Mr Qureshi may be a big name in southern Punjab, but as choices — and a lack of them — go, the PTI chief has relied heavily on his appeal as a spiritual leader to create the initial cadres inside the province of Sindh. There’s no one else with the same influence available to the PTI in the area.
Back over the main course where Shah Mahmood Qureshi would obviously want to dominate, he has managed to stay strong enough against strong internal opposition. He has been recognised as a senior PTI leader, a veteran since the 1980s, but in crucial moments, the party’s inner voices have spoken against him. It could well be his feudal-spiritual leader background that gets him into trouble in moments when his comparison is with Mr Tareen, renowned as a new-money success story despite early hobnobbing with the old system.
The onus has been on Mr Qureshi from the beginning to prove that he is sufficiently divorced from his past politics to be an efficient, and clean, part of the new-wave PTI. The pir has tried and has been apparently frustrated by the setbacks he has had to encounter on the way — which has forced him to lose his characteristic Foreign Office poise.
Everyone knows how Mr Qureshi had to face the humiliation of being defeated by a young man who took him on as an independent on a provincial seat in Multan after being denied a PTI ticket. This time, too, the outburst in which Mr Qureshi accused Mr Tareen of being an outsider and a convict has been directly linked to a Multan by-election. Mr Tareen has denied any role but his intra-party rival from southern Punjab obviously has his reasons to be openly against a popular PTI leader at the risk of exposing his own position.
It has resulted badly for Mr Shah Mahmood Qureshi. Imran Khan’s foreign minister who, unlike some of his cabinet colleagues, could maintain a good personal profile, has been led by the heat of the moment to send the wrong message across: it is obvious that he stands absolutely no chance of taking on Mr Jahangir Khan Tareen in an internal trade-off.
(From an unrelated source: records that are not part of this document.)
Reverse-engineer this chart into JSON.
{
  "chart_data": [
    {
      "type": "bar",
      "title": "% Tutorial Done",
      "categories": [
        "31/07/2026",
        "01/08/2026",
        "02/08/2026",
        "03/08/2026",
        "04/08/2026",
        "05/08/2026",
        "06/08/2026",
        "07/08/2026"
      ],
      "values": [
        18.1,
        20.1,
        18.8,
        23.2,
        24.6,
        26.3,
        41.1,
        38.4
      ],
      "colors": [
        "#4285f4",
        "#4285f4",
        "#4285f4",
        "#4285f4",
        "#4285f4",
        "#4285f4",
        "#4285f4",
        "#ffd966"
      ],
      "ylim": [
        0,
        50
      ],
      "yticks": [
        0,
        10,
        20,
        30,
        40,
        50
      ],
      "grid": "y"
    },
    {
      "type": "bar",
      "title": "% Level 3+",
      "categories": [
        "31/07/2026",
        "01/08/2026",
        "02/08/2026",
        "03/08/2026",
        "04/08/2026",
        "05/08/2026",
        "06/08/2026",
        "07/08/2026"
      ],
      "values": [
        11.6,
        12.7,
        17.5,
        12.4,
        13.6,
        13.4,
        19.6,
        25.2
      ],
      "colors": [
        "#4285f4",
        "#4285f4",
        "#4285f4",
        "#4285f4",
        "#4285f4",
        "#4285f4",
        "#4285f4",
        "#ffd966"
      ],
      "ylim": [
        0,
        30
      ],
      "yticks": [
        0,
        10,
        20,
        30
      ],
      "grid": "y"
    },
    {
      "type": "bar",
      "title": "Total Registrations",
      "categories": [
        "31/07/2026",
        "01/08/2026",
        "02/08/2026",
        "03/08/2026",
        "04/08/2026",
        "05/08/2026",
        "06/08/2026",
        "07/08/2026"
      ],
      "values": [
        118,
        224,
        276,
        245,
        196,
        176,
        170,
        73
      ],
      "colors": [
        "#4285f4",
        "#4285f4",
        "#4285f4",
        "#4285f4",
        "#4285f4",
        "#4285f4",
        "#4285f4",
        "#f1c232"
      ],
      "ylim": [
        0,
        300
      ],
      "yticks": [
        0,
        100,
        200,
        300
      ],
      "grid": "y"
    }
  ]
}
There is just too much support for ‘the progressive farmer’ as Mr Tareen is hailed by many among those PTI members who were on their toes in opposition to their own foreign minister.
Apart from lifting the PTI lid, last week’s provincial by-election inside the national constituency which Mr Qureshi would contest from in the past provided a good quick insight into the politics of southern Punjab, which is a little different from the state of affairs in the upper parts of the province.
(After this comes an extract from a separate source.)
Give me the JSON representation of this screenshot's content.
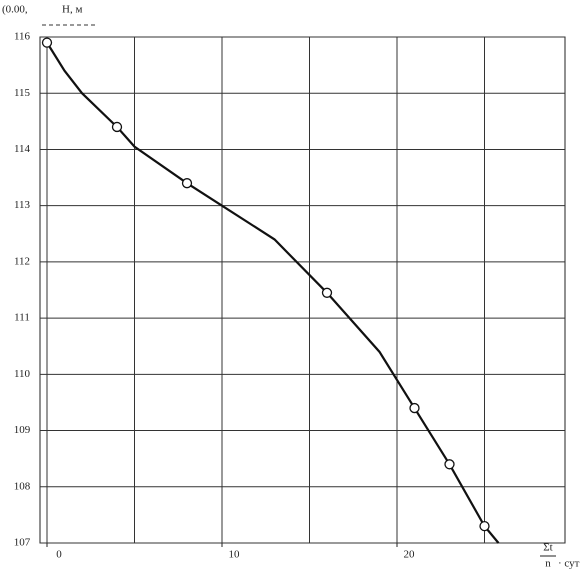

For one, the PPP has a presence in the area, and it was from the PPP that the joint PPP-PML-N opposition put up its candidate against the PTI in the by-poll. The PTI won amid the usual allegations that the government machinery was used to tilt the balance in favour of the king’s candidate. The PPP, which got the right to contest the vote because it was the runner-up here in the 2018 general poll, amassed an impressive tally of approximately 40,000 ballots. That shows the pressure the PTI, above all Mr Qureshi, had been under.
This was a keenly contested by-poll, not free from a stand-off or two in the street, leading to an emotionally charged press conference each by the Gilanis and the Qureshis. Mr Qureshi only carried some of the sentiment that was generated by his candidate’s victory in the by-poll into his speech in which he raised objections to Mr Tareen’s attending official ministerial meetings.
Apparently, he thought the victory against Yousuf Raza Gilani and the PPP provided him with his moment. In the event, he created a huge splash and ensured an embarrassing debate in which a large number of PTI colleagues sided with Mr Tareen. It was a mistake unless, far from continuing gracefully in his own right as a PTI stalwart, Mr Qureshi had been, even if momentarily, overcome with the grandiose projections about his career.
There is no shortage of those who have been telling us to keep a close watch on Mr Shah Mahmood Qureshi, a dark horse that was to eventually overtake all others, including Imran Khan of course, to make it to the topmost slot that politicians wish for. A resurgence of the theory at this tough moment for Mr Qureshi is a credit to their fertile imagination and a tribute to their belief in conspiracy.